Se questo ci debba far riflettere su un nuovo attributo da affiancare alla parola “Homo”, è un quesito che abbiamo voluto porre direttamente all’AI (in particolare a Claude, di Anthropic) parlando di creatività.
“Molti sostengono che l'esperienza umana del processo creativo - con tutte le sue lotte, emozioni e momenti di ispirazione - sia parte integrante del valore dell'opera. C'è qualcosa di unico e prezioso nell'espressione umana che va oltre il semplice output. Detto questo, se un'AI produce un'opera d'arte straordinaria, una soluzione innovativa a un problema complesso o un'idea rivoluzionaria, il fatto che non abbia "sentito" il processo creativo diminuisce il valore o l'originalità del risultato?”
 
- Ripensare la creatività e l’empatia. Questa domanda, più che spingerci a trovare una risposta, ci obbliga ad un cambio di prospettiva. Conta ancora chiedersi se la creatività (o l’empatia) sia la cifra dell’essere umano, o piuttosto conviene interrogarsi su quale sia la cifra umana che vogliamo instillare nella creatività, divenuta ormai arena anche della “Machina Sapiens”?
In questo senso Claude ci dà un suggerimento utile: forse l’assenza del processo creativo non modifica l’originalità del risultato, ma sicuramente riduce il valore intrinseco che gli assegniamo. Non a caso, infatti, nella ricerca PNAS citata precedentemente, quando i destinatari scoprivano che il messaggio ricevuto proveniva da un’AI, improvvisamente avevano la sensazione di sentirsi meno ascoltati, meno compresi, meno connessi.

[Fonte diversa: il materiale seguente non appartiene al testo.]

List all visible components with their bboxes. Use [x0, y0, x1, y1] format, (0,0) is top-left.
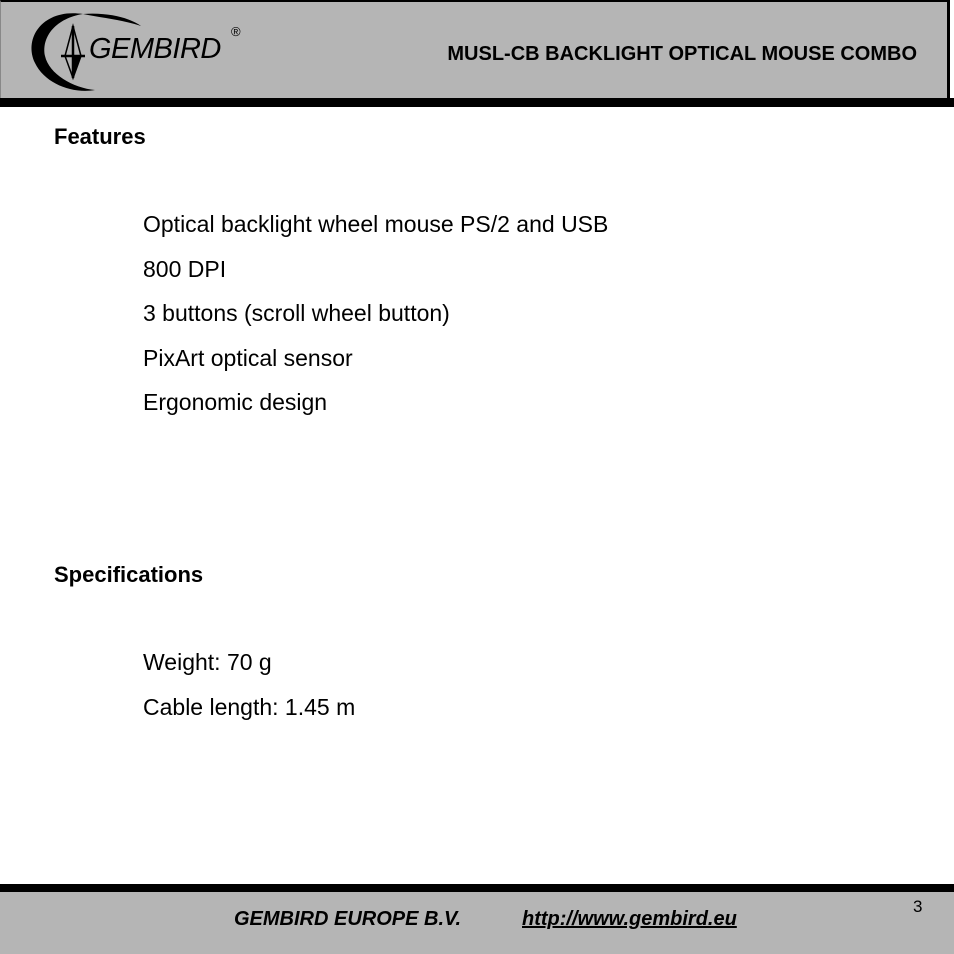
list-item: Optical backlight wheel mouse PS/2 and USB [143, 211, 609, 237]
logo-wordmark: GEMBIRD [89, 33, 221, 65]
list-item: Weight: 70 g [143, 649, 272, 675]
gembird-logo [23, 8, 253, 96]
features-list [143, 209, 608, 432]
footer-url-link[interactable]: http://www.gembird.eu [522, 908, 737, 930]
header-rule [0, 98, 954, 107]
list-item: 3 buttons (scroll wheel button) [143, 300, 450, 327]
footer-company: GEMBIRD EUROPE B.V. [234, 908, 462, 930]
footer-rule [0, 884, 954, 892]
list-item: Cable length: 1.45 m [143, 693, 356, 720]
page-header [0, 0, 950, 98]
features-heading: Features [54, 124, 146, 149]
registered-mark: ® [231, 24, 241, 39]
page-footer [0, 892, 954, 954]
list-item: PixArt optical sensor [143, 344, 353, 371]
list-item: Ergonomic design [143, 389, 328, 416]
list-item: 800 DPI [143, 255, 227, 282]
page-number: 3 [913, 897, 923, 916]
document-title: MUSL-CB BACKLIGHT OPTICAL MOUSE COMBO [447, 43, 917, 65]
specifications-list [143, 647, 355, 736]
specifications-heading: Specifications [54, 562, 204, 587]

Queste sono solo alcune dimostrazioni di come l’AI non sia solo un prodotto ma un nuovo paradigma, che qualsiasi oggetto studiato, eseguito o guidato da questa rivoluzionaria tecnologia dovrà – da oggi - prendere in considerazione. Anche e soprattutto nel mondo del marketing, che dovrà essere abile a cogliere nuovi modelli comunicativi (sul piano sociale), nuove frequenze di bisogni (sul piano relazionale) e nuovi valori (sul piano personale).